Minecraft n’a jamais autant pesé. Et c’est précisément ce qui a coûté cher à Mojang : une machine à cash aussi fiable n’a pas besoin qu’on la nourrisse, elle tourne toute seule. L’argent partait donc ailleurs, vers des studios rachetés à prix d’or dont Microsoft admet aujourd’hui avoir perdu 64 cents par dollar investi. Vous connaissez la suite : quatre studios éjectés, 3 200 postes supprimés, et Minecraft toujours debout au milieu des décombres.
Ce que « réinvestir » veut dire, et ce qu’on ignore encore
Reste la promesse. Minecraft et The Elder Scrolls deviennent les deux priorités de croissance du groupe. Mojang remonte directement à la CEO. Helen Chiang, qui a dirigé la franchise pendant des années, tient désormais les comptes de tout Xbox. Sur le papier, difficile d’imaginer configuration plus favorable.
Dans les faits, rien n’est chiffré. Aucun plan d’investissement publié, aucun objectif de recrutement, aucune feuille de route. La seule information concrète sortie depuis le mémo concerne l’équipe d’assurance qualité de Mojang, touchée par les coupes selon Variety.

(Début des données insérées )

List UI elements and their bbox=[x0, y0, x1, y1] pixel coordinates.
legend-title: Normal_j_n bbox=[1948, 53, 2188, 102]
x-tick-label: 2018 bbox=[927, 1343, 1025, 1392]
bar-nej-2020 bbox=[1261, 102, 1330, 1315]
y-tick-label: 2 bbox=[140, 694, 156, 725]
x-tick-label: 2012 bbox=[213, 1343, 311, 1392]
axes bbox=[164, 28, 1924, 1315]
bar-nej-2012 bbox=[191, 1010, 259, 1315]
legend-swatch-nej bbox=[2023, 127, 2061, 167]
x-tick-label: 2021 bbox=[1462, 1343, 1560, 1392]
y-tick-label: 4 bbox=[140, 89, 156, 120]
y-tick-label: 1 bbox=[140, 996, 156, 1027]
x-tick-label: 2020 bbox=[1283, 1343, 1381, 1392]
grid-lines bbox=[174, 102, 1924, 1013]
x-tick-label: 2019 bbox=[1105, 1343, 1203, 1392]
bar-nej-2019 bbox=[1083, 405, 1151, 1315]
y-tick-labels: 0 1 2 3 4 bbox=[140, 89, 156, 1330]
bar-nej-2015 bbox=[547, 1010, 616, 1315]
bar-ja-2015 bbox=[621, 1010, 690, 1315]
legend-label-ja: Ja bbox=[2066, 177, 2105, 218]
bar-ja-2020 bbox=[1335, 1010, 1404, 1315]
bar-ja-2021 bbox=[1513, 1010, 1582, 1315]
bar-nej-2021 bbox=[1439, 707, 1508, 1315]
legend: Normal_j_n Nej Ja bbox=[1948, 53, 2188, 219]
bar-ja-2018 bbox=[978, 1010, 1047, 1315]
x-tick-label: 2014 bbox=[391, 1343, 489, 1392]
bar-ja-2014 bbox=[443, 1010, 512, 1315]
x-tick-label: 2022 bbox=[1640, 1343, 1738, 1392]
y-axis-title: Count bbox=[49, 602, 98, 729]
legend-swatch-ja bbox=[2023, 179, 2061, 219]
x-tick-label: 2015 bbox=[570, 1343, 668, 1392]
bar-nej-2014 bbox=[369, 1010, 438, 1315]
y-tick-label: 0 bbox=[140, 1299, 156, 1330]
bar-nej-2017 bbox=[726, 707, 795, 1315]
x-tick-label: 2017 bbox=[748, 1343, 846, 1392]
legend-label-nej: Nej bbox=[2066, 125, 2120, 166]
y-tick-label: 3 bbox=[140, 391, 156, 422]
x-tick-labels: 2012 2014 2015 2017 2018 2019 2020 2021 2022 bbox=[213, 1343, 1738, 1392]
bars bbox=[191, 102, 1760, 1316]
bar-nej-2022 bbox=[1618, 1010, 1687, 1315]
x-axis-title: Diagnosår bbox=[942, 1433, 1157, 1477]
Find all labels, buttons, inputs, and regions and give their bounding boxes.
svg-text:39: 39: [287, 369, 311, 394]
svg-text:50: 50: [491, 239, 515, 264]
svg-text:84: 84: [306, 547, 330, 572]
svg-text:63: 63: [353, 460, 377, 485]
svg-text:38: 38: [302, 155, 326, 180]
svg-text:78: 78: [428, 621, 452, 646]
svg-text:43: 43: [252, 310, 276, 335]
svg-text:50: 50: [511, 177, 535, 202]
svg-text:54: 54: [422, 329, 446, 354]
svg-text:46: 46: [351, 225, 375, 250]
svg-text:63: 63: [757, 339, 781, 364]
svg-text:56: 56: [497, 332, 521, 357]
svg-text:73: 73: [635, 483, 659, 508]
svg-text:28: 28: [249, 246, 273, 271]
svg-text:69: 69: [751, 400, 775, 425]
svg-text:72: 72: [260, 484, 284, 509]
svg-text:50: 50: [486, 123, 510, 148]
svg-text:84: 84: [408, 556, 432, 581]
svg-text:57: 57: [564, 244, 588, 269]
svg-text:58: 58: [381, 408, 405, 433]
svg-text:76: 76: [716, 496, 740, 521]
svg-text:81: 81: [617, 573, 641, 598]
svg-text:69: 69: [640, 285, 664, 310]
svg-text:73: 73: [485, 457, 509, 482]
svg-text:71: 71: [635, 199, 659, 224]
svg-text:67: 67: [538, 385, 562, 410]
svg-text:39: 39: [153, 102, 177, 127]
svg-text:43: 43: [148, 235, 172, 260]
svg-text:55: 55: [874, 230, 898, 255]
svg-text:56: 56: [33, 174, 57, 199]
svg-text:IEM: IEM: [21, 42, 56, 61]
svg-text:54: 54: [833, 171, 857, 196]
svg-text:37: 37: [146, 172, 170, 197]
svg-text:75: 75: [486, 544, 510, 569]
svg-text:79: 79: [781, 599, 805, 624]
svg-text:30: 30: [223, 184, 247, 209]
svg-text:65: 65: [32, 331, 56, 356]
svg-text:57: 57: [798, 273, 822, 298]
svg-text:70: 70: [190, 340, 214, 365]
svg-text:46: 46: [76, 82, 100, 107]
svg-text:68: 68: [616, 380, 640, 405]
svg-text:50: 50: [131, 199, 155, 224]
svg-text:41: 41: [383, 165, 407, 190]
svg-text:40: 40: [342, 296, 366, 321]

Réinvestir dans un studio en commençant par sa QA, l’ironie mérite d’être soulignée.
L’autre inconnue, c’est la direction de cet investissement. Le modèle cité en creux dans toutes les fuites s’appelle Roblox, qui a versé 922,8 millions de dollars à ses créateurs sur la seule année 2024. Si « Minecraft plateforme » signifie plus de moyens pour le jeu, les serveurs et les créateurs, tant mieux. Si cela signifie transformer Minecraft en centre commercial à microtransactions pour rattraper le retard sur Roblox, la communauté risque d’avoir son mot à dire.
Le mea culpa est acté, les preuves restent à livrer. Premier rendez-vous le 29 juillet, avec les résultats annuels de Microsoft. Ensuite, chaque mise à jour, chaque annonce et chaque recrutement chez Mojang dira si Minecraft a vraiment cessé d’être la tirelire de Xbox. Dix ans de sous-investissement ne s’effacent pas avec un mémo.